Even though it’s not officially winter and I am a loyal summer lover, there are so many things that I love about this last season of the year, one of the best things being the holiday that comes with it. I love to see twinkling lights lining the streets, I love to see ribbons and bows and boughs of holly hung all around town. I love the way everyone seems just a little bit more cheerful once December rolls around. I love advent calendars and gift wrap. I love scarves and mittens and toques. I love getting cozy by the fire, drinking chai tea under a fluffy blanket and wearing soft slippers. But...my favourite thing of all about winter is something so simple…making snow angels! (A little hard to do without snow so I’ve got to be honest, I’m keeping my fingers crossed for a white winter!) It may sound like such a childish thing to love about the winter but that may be at the root of why I love it so much.
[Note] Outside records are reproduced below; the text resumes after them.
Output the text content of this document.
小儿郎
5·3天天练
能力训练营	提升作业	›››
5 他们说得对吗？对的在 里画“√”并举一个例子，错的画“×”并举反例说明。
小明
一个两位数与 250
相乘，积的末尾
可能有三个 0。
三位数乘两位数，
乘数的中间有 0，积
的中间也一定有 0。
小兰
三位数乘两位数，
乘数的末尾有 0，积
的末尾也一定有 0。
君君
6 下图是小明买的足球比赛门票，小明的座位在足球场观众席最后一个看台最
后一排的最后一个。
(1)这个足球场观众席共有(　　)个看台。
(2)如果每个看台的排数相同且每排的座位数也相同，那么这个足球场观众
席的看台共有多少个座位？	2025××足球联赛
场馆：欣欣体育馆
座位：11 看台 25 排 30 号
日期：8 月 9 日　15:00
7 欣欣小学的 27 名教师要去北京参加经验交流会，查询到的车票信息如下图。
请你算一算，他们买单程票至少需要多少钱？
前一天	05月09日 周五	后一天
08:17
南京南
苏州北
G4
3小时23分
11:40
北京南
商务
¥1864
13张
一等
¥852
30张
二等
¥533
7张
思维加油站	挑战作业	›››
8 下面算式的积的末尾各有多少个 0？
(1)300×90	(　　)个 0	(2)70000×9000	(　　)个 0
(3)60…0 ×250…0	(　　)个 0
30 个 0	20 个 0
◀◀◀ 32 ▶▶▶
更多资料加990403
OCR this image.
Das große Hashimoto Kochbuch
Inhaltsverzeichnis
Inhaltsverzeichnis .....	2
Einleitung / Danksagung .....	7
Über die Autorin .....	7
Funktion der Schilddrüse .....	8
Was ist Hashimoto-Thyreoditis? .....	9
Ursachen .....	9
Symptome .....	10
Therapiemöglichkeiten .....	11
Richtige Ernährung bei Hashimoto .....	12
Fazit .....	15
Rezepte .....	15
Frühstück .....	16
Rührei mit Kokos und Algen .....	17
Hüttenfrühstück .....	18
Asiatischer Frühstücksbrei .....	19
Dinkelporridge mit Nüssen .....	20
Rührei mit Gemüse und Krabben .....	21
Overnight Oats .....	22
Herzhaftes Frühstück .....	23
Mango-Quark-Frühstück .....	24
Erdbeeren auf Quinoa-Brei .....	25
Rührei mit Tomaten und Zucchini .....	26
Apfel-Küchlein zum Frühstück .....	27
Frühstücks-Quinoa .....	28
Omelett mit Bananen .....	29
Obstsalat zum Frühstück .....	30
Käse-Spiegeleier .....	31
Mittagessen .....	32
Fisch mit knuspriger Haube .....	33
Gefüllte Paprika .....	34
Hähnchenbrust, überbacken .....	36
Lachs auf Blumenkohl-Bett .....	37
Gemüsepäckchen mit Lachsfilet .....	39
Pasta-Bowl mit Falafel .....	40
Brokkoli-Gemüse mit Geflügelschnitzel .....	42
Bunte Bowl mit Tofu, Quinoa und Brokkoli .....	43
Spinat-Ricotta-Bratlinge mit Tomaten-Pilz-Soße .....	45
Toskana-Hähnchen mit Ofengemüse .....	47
Getting lost in the moment as I lay on the ground moving my arms and legs back and forth allows me to feel like a kid again while I forget that I may look ridiculous or my pants will be wet when I get up. Forgetting about feeling silly or not caring if I’m covered in snow make for magical moments that really sum up what the holidays are about for me. Being able to be carefree and happy, surrounded by lovely sights and my favourite people while giggling like a little kid are the real reasons why I will welcome winter with open arms.

What do you love about the winter? Do you decorate before December?